I will repeat this one for sure. Classic? to me.
Oh yeah, and this route is in no way R rated. The first pitch of LJW is way scarier in my opinion. I brought upto a #4 for the wide stuff and used mostly hand- and finger-sized pieces. Bring a pad if you aren't comfortable soloing to the first great ledge/rest stance or be ready for some rope drag or back cleaning.
|By Christopher Jones|
From: Denver, Colorado
May 21, 2008
I think the R is for the second pitch. Most people climb the first and rap down, that is what I did for years until just two months ago.
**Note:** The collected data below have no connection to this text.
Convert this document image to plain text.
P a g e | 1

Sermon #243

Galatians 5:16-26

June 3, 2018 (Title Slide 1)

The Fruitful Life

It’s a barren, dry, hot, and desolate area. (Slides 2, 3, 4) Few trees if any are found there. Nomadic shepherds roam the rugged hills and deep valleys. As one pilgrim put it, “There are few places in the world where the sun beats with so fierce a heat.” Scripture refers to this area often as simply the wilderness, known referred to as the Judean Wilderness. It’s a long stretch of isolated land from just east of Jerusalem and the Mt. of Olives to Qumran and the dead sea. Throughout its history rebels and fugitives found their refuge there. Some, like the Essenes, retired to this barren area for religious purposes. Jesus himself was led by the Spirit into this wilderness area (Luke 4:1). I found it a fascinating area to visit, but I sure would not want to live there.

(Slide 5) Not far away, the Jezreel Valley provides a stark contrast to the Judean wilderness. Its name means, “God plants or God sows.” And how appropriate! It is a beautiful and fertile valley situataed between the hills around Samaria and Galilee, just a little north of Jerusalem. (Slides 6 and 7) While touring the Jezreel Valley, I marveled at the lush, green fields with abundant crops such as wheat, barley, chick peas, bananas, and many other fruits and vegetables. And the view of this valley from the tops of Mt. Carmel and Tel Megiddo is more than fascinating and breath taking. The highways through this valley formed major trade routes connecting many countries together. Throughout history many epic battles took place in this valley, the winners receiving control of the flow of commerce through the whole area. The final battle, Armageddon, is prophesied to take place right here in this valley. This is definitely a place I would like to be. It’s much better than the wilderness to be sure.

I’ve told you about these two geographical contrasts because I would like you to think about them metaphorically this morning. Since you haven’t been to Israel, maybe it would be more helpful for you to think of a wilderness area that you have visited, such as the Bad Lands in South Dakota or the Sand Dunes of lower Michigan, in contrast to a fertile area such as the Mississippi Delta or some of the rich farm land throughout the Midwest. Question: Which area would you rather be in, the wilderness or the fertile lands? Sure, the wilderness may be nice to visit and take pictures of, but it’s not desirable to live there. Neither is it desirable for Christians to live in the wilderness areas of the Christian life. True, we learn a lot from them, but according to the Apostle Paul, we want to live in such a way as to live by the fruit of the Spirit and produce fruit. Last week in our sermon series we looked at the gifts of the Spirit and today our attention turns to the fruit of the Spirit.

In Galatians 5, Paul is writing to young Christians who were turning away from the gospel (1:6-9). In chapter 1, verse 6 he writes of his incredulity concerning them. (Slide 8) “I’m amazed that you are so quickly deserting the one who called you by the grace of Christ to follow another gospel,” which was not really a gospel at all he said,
The second pitch is a lot of fun, good Platte slab climbing.
|By jeff bryan|
From: Cortez, co
Jul 23, 2008
Great route, I did it today for the umteenth time. Every time I lead it I find different ways to climb it. This climb eats nuts and is a blast!!! Love the Bucksnort Slabs.
|By Rob Davies UK|
From: Cheshire, UK
May 8, 2009
Crack section on P1 is OK and good, at 5.9 (UK 5a), with a move of maybe UK 5b just before the end of P1 (5.9+/5.10a?). As a naive Welshman, in view of the number of hostile signs in this area, I was expecting a gun-totin' land-owner to appear at any moment, a thought which is a lot more scary than the climbing.